This project attempted to improve the quality of OCR applied to difficult entomology images[*] by cropping labels from the images to run through OCR separately. In order to identify labels on the image to crop, an initial, 'naive' pass of OCR was made over the whole image, generating both
- A) a set of rectangles on the image defined as word bounding boxes by the OCR engine, and
- B) a control OCR text file to be used for comparing the 'naive' model with the methodology.
Those word rectangles were then filtered, consolidated, and filtered again to identify the labels on the image, which were then extracted and run through the OCR engine separately. The resulting OCR output files were then concatenated into a single text file, which was compared against the 'naive' output described in A (above).
I'll call this method "ocrocrop". (For more detail on method, see the transcript of my preliminary presentation.)
The results were encouraging. (See CSV file listing results for each file, and the directory containing "naive" output, annotated JPGs, and cleaned output files for each test.)
Of 80 files tested, 20 experienced a decrease in score (see Alex Thomson's scoring service), but most (14/20) of those were on OCR output below 10% accuracy in the first place, and the remainder were at or below 20% accuracy. So it is reasonable to say that the ocrocrop method only degraded the quality of texts that were unusable in the first place.
40 of the 80 files tested showed more promising results, showing improvements from one to twenty percentage points -- in some cases only marginally improving unusable (below 10% accurate) outputs, but in many cases improving the scores more substantially (say from 25% to 35% in the case of EMEC609908_Stigmus_sp).
Most of the top quartile of results saw improvements on texts that were already scoring above 10% accuracy rates (16 of 20), so it appears that the effectiveness of the ocrocrop method is correlated to the quality of the naive input data -- garbage is degraded or only minimally improved, while OCR that is merely bad under the naive approach can be significantly improved.
The ocrocrop method saw the greatest improvement in cases where the naive OCR pass was effective at identifying word bounding boxes, but ineffective at translating their contents into words. Taking EMEC609928_Stigmus_sp, the case of greatest improvement (naive: 18.9%, ocrocrop: 70.5%), we see that all words on the labels except for the collector name were recognized as words (in purple), making the cropped label images (in blue) good representatives of the actual labels on the image.

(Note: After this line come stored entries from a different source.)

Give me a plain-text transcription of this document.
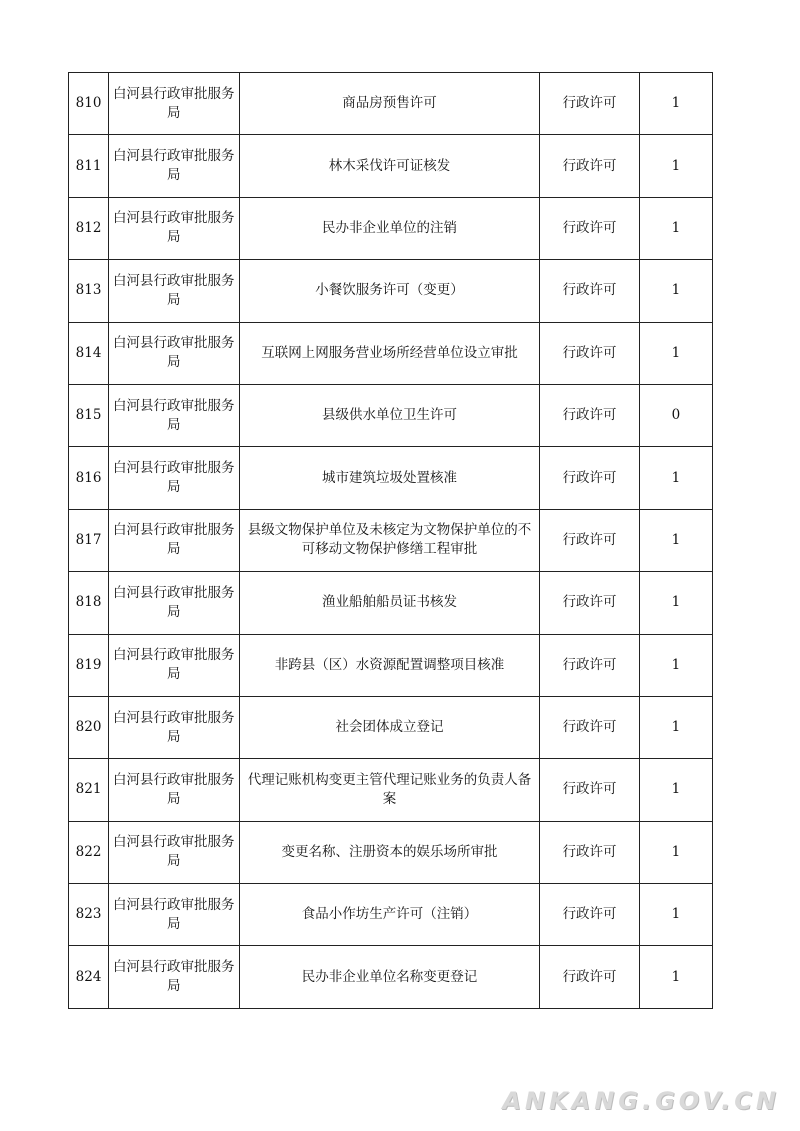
810	白河县行政审批服务局	商品房预售许可	行政许可	1
811	白河县行政审批服务局	林木采伐许可证核发	行政许可	1
812	白河县行政审批服务局	民办非企业单位的注销	行政许可	1
813	白河县行政审批服务局	小餐饮服务许可（变更）	行政许可	1
814	白河县行政审批服务局	互联网上网服务营业场所经营单位设立审批	行政许可	1
815	白河县行政审批服务局	县级供水单位卫生许可	行政许可	0
816	白河县行政审批服务局	城市建筑垃圾处置核准	行政许可	1
817	白河县行政审批服务局	县级文物保护单位及未核定为文物保护单位的不可移动文物保护修缮工程审批	行政许可	1
818	白河县行政审批服务局	渔业船舶船员证书核发	行政许可	1
819	白河县行政审批服务局	非跨县（区）水资源配置调整项目核准	行政许可	1
820	白河县行政审批服务局	社会团体成立登记	行政许可	1
821	白河县行政审批服务局	代理记账机构变更主管代理记账业务的负责人备案	行政许可	1
822	白河县行政审批服务局	变更名称、注册资本的娱乐场所审批	行政许可	1
823	白河县行政审批服务局	食品小作坊生产许可（注销）	行政许可	1
824	白河县行政审批服务局	民办非企业单位名称变更登记	行政许可	1
ANKANG.GOV.CN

The cropped image was more easily processed by our OCR image, so that we may compare the naive version of the second label:
CALIF:Hunbo1dt Co. ;‘ ~ 3 m1.N' Garbervflle ,::f< '_- ' v—23~75 n.n1e:z.' 9 ._ ’
with the ocrocrop version of the second label:
CALIF:Humboldt Co. 3 mi.N Garberville V-23-76 R.Dietz,'
One of the problems with the OCR-based pre-processing which may be hidden by the scores is that many labels are entirely missed by the ocrocrop if the first, naive OCR pass failed to identify any words at all on the label. In cases such as EMEC609651_Cerceris_completa, the determination label was not cropped (indicated by blue rectangles) because no words (purple rectangles) were detected by the original. As a result, while the ocrocrop OCR is an improvement over the naive OCR (6.6% vs. 6.5%), substantial portions of text on the image are unimproved because they are unattempted.
There are two possible ways to solve this problem. One is to abandon the ocrocrop model entirely, switching back to a computer vision approach -- either by programmatically locating rectangles on the image (as Phuc Nguyen demonstrated) or by asking humans to identify regions of interest for OCR processing (as demonstrated by Jason Best in Apiary and by Paul and Robin Schroeder in ScioTR). The other option is to improve the naive OCR -- perhaps by swapping out the engine (e.g. use ABBY instead of Tesseract), perhaps by using a different image pre-processor (like ocropus's front-end to Tesseract), perhaps by re-training Tesseract.
I suspect that a computer vision approach to extracting entomology labels (or similar pieces of paper photographed against a noisy background) will provide a more effective eventual solution than the ocrocrop method. Nevertheless, the ocrocrop "bang it with a rock until it works" approach has a lot of potential to take entomology-style OCR to bad from worse.
[*]In addition to the difficulties typical of specimen labels--mix of typefaces, handwritten material, typewritten material, text inventory with few overlaps with a dictionary of literary English--the entomology dataset contained additional challenges. Difficulties included the following:
- Images containing specimens and rulers as well as labels.
- Labels casually arranged for photography, so that text orientation was not necessarily aligned.
- Labels photographed against a background of heavily pin-pricked styrofoam rather than a black or neutral background.
- 3-d images including what appear to be shadows, which soften the contrast differences around borders.